I went to look at a motorcycle yesterday because last weekend Taylor sent me a text message telling me how great it was and the silly name “Funduro” was now permanently stuck in my head. Too expensive and probably too old I thought to myself. Not that I have any bias against old things, which somehow always seem more comfortable and practical than new things. Truth be told, my favorite machines all seem to be from the time when I was a teenager, though I guess this is a relatively common phenomena among middle aged farts like me.
The owner of the motorcycle dealership did not seem inclined to budge on the price even though it was a bit higher than the book value for a 1997 BMW 650. Oh well, who needs it? There are always plenty more bikes out there. Still, the nice aftermarket exhaust system with matching carburetor jets, hard luggage cases and windscreen did more than make up for the difference in asking price. The BMW dealer had also installed a new battery and ordered a replacement sensor for the front brake. I decided to see if my motorcycle riding sons who know the owner could get a better deal. Of course, according to the dealer there is always another interested buyer willing to pay full price. That’s the way these negotiations go. The price was sweetened (a little) and I flipped back and forth for the better part of the afternoon trying to decide if I really wanted or needed a motorcycle at this point in my life.
No, I don’t need a motorcycle, especially having made it this far without ever owning one of my own. I’ve always wanted one but like most practical (or practically broke) people I found plenty of reasons not to buy one. Besides that most rightfully concerned wives don’t like the idea of the family’s primary bread winner being killed or disabled in a giant flaming collision in the name of having fun. In contrast, on a few of our trips to Europe I was amused to see the wives riding all sorts of two-wheeled vehicles while balancing children, groceries and laptop computers all at the same time and in traffic that made my hair stand on end. My practical mind was thinking that I could ride the motorcycle to work but then I could just as easily take a bus.

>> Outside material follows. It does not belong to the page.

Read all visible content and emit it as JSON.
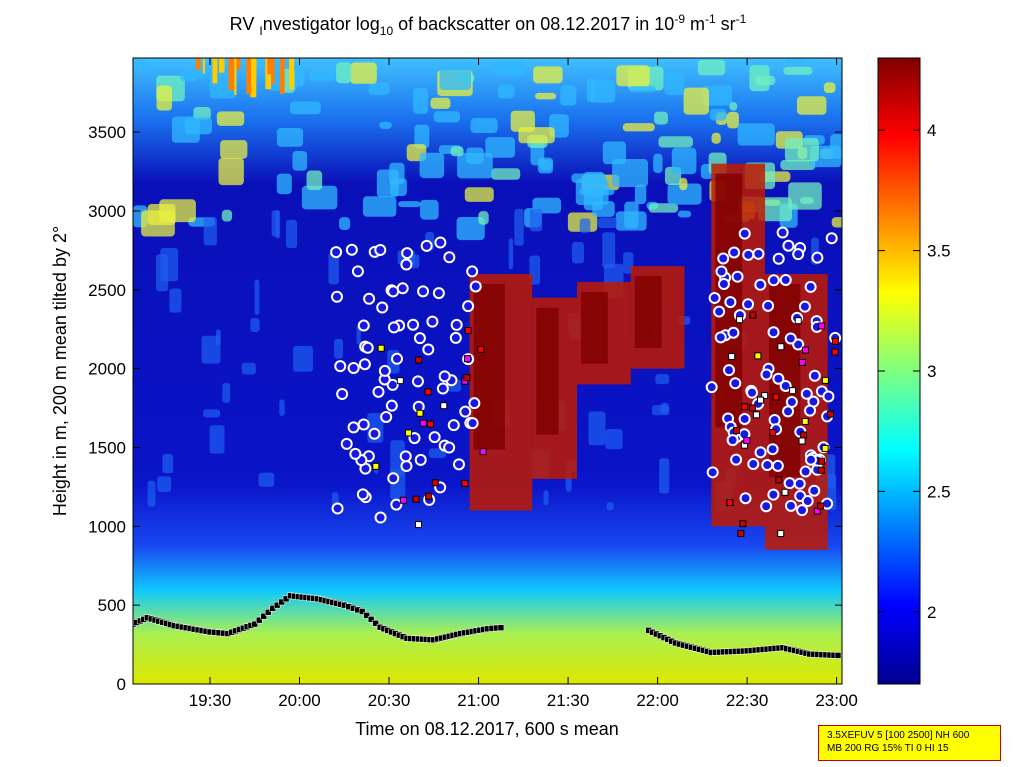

When I was in my twenties I wanted to buy a Norton Commando motorcycle. It was just about the coolest thing I had ever seen. I applied for a loan and was (of course) turned down. I decided then that if I didn’t have a motorcycle by the time I was forty I would just give up on the idea. That is because when I was twenty, I firmly believed that anyone over the age of forty would look completely idiotic riding a motorcycle. Apparently my twenty year old self thought life was more or less over by age forty and due to some blocked arteries, for me it almost was. I was really lucky (dumb luck) that my twenty year old self didn’t kill me and that bad genes didn’t kill my forty year old self or my even older fifty year old self. Now old Dennis is wondering if there is anything left in life that needs to be done and if there is any time left to do it in.
So I pondered myself into a needs versus wants stalemate and then turned to other people for advise, which didn’t help at all. In the end I decided I would get the Funduro even though it felt wrong to give in to a foolish want that I had denied myself for most of my life. The bad news was that I still had to go to work that afternoon, so I had Debbie write a check and asked Taylor to ride the Funduro home to his garage. My motorcycle license had expired back when I was in the hospital trying not to expire myself. I would have like to gone for a test ride but Taylor had ridden the bike a few days before and he knows a lot more about them than I do since he rides a BMW 650 GS. He said it was all good and I believe him.